Штунь знал, что остатки куреня Сороки попали в засаду и были уничтожены. Сороке с несколькими боевиками чудом удалось спастись. Во Львов он пробрался с чужими документами и, скорее всего, выполняет рядовые задания гитлеровского резидента. Но он не лишился былой чванливости. Правда, Штунь может ошибаться и Сорока действительно не связан непосредственно с гитлеровскими агентами. В конце концов, работал ли он прямо на немцев или через представителей главного штаба, это не имело существенного значения. Основное — изобличить бывшего куренного и его помощников, возможно, через него и выйти на гитлеровских агентов.
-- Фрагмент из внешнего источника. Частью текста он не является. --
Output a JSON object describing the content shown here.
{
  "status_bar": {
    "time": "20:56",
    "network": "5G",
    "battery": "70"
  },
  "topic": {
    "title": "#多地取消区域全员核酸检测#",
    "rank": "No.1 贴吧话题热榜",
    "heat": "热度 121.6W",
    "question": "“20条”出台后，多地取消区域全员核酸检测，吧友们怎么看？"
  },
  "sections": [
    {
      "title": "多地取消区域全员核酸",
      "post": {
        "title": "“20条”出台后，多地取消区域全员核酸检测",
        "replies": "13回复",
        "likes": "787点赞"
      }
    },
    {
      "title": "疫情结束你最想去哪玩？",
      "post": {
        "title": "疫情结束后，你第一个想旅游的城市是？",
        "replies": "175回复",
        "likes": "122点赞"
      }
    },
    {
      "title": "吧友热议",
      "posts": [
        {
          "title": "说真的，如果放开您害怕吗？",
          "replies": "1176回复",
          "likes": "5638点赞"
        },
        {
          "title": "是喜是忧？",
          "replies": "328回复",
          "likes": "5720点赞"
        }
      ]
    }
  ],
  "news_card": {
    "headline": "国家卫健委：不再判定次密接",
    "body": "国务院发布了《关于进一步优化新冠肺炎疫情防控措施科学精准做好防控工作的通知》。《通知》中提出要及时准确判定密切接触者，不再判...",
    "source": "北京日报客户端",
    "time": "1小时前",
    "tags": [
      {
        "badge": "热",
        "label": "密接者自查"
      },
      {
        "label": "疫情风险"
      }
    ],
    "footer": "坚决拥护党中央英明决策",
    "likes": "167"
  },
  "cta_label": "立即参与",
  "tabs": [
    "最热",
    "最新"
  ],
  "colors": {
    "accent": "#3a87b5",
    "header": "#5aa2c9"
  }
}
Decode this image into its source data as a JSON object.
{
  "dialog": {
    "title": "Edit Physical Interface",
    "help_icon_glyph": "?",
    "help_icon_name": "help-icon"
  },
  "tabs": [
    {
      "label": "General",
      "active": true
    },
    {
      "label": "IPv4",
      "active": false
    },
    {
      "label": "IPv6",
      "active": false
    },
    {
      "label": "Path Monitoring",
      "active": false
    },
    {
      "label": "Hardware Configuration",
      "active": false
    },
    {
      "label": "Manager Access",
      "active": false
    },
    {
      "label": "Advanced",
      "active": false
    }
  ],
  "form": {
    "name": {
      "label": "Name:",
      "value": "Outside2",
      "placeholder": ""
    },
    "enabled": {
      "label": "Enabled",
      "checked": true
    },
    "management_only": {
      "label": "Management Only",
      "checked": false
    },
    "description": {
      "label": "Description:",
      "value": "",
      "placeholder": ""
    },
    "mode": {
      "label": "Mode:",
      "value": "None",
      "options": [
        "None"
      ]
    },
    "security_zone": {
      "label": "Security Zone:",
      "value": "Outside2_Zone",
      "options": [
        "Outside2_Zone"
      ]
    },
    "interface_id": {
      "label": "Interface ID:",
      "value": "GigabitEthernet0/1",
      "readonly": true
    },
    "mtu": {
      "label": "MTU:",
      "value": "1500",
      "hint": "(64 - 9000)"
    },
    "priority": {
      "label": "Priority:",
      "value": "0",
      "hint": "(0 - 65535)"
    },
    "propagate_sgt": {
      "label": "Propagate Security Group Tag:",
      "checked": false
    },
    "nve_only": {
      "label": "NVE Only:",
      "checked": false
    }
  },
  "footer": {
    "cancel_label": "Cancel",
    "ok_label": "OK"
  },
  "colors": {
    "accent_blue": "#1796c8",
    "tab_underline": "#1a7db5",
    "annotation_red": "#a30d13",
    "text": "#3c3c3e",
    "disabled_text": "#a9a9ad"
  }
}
— Я с удовольствием буду выполнять все ваши приказы, — пообещал Юрко.
— Не сомневаюсь, и отец Василий о тебе хорошего мнения. А святой отец не может ошибаться.
Штунь знал, в чем причина влияния отца Василия на Сороку. Они росли в одном селе. Василий Загуменный — сын местного священника — был заводилой среди сельских мальчишек. На несколько лет старше Сороки, он был для него неоспоримым авторитетом и, как свидетельствовали факты, не утратил этого влияния и до нынешнего дня.
— У отца Василия светлая голова, — подтвердил Юрко. — Кроме того, он всегда поражал меня своей образованностью.
— Да, — довольно бросил Сорока, — поручительства достаточно, и я беру тебя.
— Спасибо.
— Не за что, по лезвию бритвы ходить будешь.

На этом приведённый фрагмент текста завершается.